Low wages and a spiralling cost of living are threatening the future of full-time professional orchestras, the Musicians’ Union has warned.
The announcement, timed to coincide with the 110th Last Night of the Proms, follows the publication of a specially commissioned report by arts development organisation The Hub. All musicians under contract with UK orchestras were polled between June and July and an estimated one in five responded.
The survey found that, on average, respondents had been professional for 21 years and earned £22,500 per annum. Those who have siblings working in other professions within five years of their age earned an average of £46,000. The report also revealed 86% of respondents have to take on other work, with 50% of those saying the amount of non-orchestral work had increased in the last three years.

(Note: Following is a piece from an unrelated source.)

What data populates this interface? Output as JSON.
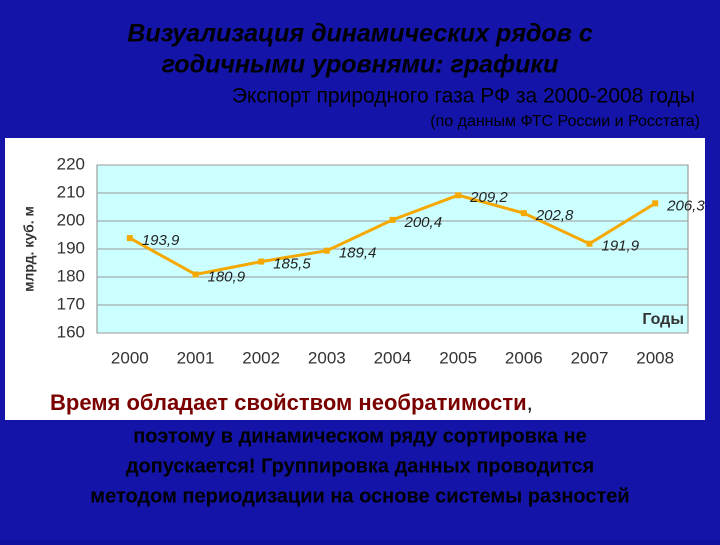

MU orchestral organiser Bill Kerr said: “In dealing with our orchestral musicians first hand, I see the frustration caused by low levels of earnings. In addition to the high cost of providing instruments, equipment and clothing, orchestral musicians have to bear the additional burden of sourcing expensive childcare during anti-social hours.
“The stakeholders in our orchestral future – the MU, the Association of British Orchestras, the funders and the sponsors – must find a way to improve the pay and conditions of musicians who work in this most vital and important part of our cultural heritage.”
MU general secretary John Smith acknowledged the work the ABO and Arts Council England had tried to do to address the problems musicians faced.
Director of music at the arts council Hilary Boulding said: “Orchestras are in a significantly better position than they were four years ago as a sector.
“Many of them have extended their base and range of work they are doing. There is a real buoyancy in the sector.”